Environnement de la salle du chapitre

20La salle du chapitre prend place au cœur de l’abbaye. Elle fait partie d’un vaste ensemble, au modèle cohérent, déjà établi au xie siècle dans les monastères bénédictins.

21La salle du chapitre de Saint-Bénigne est bordée au nord par la salle dite des moines. Cette dernière, de trente-cinq mètres sur treize était divisée, au Moyen Âge, en plusieurs petites salles. Un cœur de cheminée dans le mur oriental indique qu’une des parties de cette salle abritait un scriptorium. Au xisiècle, les deux salles ne communiquaient pas directement, mais leur liaison était possible grâce à la galerie est du cloître.

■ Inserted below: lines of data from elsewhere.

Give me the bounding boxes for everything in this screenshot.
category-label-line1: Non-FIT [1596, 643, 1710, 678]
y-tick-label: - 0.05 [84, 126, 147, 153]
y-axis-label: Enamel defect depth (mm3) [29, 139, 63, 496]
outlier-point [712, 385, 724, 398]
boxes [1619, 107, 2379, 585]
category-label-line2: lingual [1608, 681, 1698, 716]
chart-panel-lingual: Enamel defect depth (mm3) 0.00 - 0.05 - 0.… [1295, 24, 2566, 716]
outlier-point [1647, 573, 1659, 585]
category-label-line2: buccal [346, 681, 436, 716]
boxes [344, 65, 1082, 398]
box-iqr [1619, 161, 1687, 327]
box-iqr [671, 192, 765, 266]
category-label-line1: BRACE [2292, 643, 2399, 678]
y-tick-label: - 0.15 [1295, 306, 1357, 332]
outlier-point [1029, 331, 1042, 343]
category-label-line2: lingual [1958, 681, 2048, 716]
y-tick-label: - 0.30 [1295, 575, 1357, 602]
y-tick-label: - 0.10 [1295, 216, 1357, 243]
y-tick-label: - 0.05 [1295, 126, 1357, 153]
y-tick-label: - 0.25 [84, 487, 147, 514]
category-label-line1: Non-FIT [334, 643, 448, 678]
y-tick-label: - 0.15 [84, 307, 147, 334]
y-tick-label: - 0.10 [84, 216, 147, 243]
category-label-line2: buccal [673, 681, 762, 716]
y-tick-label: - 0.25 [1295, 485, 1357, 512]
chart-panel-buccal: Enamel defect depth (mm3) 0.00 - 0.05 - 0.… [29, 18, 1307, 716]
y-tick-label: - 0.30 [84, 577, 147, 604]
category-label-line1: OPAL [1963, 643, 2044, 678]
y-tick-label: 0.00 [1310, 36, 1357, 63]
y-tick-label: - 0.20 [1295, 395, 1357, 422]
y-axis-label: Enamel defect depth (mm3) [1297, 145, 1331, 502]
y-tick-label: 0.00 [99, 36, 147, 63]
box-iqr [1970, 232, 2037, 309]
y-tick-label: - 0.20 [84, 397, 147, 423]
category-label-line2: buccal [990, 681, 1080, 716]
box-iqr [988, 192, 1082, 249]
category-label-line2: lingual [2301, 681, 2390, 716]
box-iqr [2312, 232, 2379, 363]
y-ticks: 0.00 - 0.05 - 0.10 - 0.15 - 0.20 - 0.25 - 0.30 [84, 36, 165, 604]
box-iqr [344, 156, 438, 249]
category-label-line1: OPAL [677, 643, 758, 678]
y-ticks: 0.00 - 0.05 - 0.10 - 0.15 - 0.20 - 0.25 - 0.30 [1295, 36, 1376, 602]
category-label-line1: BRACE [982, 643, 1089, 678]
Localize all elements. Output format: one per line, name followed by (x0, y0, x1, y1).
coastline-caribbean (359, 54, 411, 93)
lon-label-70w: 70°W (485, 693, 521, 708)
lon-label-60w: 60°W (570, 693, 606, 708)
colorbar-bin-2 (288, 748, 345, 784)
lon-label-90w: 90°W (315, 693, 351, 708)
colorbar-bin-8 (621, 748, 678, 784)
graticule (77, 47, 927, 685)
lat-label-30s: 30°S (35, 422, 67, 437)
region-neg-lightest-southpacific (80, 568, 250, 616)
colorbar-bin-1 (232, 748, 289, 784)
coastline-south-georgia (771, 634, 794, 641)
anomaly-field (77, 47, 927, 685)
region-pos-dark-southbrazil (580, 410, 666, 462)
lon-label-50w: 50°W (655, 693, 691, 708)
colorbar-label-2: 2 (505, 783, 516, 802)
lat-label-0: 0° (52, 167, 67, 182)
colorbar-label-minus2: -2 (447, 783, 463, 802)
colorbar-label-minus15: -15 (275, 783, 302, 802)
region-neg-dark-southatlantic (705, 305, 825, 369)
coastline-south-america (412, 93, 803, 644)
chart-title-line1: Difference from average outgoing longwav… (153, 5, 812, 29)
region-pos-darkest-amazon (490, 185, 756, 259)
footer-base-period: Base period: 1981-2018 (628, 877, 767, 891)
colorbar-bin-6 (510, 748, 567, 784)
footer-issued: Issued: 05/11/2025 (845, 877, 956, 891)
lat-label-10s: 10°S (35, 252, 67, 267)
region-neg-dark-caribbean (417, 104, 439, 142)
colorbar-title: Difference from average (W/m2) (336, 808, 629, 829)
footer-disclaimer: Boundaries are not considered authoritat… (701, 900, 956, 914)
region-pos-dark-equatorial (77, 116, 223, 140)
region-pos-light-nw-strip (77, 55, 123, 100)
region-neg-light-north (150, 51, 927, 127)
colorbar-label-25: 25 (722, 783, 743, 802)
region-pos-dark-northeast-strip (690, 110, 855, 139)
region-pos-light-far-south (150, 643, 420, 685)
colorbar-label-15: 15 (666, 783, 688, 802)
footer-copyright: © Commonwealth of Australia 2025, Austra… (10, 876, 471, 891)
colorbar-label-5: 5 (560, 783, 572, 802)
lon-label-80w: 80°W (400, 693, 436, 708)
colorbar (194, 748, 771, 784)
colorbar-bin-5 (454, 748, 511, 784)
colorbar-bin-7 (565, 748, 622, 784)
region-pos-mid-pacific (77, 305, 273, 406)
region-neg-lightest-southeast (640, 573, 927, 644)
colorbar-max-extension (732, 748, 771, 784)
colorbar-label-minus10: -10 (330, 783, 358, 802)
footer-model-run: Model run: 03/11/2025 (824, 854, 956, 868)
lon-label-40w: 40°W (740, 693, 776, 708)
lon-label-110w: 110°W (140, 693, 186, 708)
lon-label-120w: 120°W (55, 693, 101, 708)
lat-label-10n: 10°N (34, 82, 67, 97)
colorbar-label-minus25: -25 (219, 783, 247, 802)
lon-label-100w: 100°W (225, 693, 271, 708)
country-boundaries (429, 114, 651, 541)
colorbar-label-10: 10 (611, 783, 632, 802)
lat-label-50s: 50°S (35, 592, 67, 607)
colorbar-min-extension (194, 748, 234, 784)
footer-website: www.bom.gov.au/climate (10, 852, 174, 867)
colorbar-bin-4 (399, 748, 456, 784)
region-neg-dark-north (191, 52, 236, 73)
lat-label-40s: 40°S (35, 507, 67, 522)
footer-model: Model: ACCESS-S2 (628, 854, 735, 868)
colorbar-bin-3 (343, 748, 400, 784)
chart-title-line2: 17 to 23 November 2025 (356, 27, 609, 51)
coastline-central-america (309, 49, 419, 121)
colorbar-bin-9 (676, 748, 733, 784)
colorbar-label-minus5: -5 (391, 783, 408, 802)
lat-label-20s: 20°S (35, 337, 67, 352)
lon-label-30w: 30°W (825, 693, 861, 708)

Le cloître médiéval, vraisemblablement en bois au xisiècle puis reconstruit en pierres au xiie siècle, a été détruit au xviie siècle et remplacé par un ouvrage mauriste remblayé au xixe siècle, et dont quelques vestiges de départ d’arcades sont encore visibles. Les deux salles sont surmontées d’un dortoir du xiiie siècle, remplaçant un dortoir plus ancien. L’accès, depuis le niveau inférieur, était possible grâce à un escalier en bois, à l’intérieur ou à l’extérieur du bâtiment.

22Les constructions à l’est de la salle du chapitre, notamment la chapelle Saint-Benoît et le petit cloître de l’infirmerie reconnu sur les plans mauristes 20, ont été détruites au fil des siècles et remplacées par l’évêché, construit en 1766. La façade extérieure est de la salle du chapitre, en moyen appareil et rythmée par un contrefort, est encore visible dans les caves de l’actuelle école des Beaux-Arts 21.

23Les autres ailes du cloître abritaient au nord, le réfectoire, orienté perpendiculairement à la galerie du cloître, et, à l’ouest, le cellier et des granges.

24La partie méridionale de la salle du chapitre est accolée à l’abbatiale 22, construite par l’abbé Guillaume de Dijon à partir de 1001. Le Troisième coutumier de Saint-Bénigne, mentionne, que, durant les processions, les religieux sortaient de la grande église par la porte du cloître et se dirigeaient vers la chapelle Saint-Benoît, en traversant la salle du chapitre.

Questions suscitées par l’étude

25La porte du cloître de l’époque du coutumier, mentionnée précédemment, a été remplacée à la période gothique, puis murée lors de la construction de la tour d’escalier. Son élévation actuelle suscite des interrogations concernant les niveaux de circulation du cloître médiéval et de celui d’époque mauriste. Ce manque d’information et l’état très modifié de la porte d’entrée ne permettent pas de déterminer le mode d’accès du cloître vers la salle du chapitre. La présence de quelques marches est un schéma récurrent dans les constructions des xiie et xiiie siècles, mais au xie siècle le passage était peut-être de plain-pied.

26L’existence de banquettes, permettant d’identifier les salles du chapitre au sein de l’abbaye à partir du xiie siècle, pose problème à Saint-Bénigne : si elles étaient présentes, elles ne sont plus conservées. Elles étaient, peut-être, en bois ou ont été détruites et tout vestige effacé par le rejointoiement et le nettoyage des pierres à l’eau-forte.

Sondage (cf. notice de C. Vernou, p. 31)

27Le sondage, réalisé dans l’angle nord-ouest de la salle, visait à confirmer l’hypothèse de banquettes et à déterminer un sol de circulation 23. Nous y avons trouvé des maçonneries (fig. 7), d’une largeur de 65 cm le long du mur nord et de 35 cm le long du mur ouest, d’une hauteur d’environ 105 cm et posées sur des maçonneries plus larges, d’une vingtaine de centimètres de hauteur. La partie supérieure des maçonneries est située 30 cm sous le niveau de circulation actuel de la troisième travée, lui-même remblayé de 30 cm par rapport aux autres travées. Deux hypothèses s’offrent à nous quant à la destination de ces maçonneries : fondations des murs ou banquettes. Toutefois, aucune unité stratigraphique ne peut correspondre à un sol de circulation fonctionnant avec les banquettes. L’hypothèse de fondation est discréditée, car la largeur des maçonneries est moins importante du côté du mur porteur que du côté du mur de refend.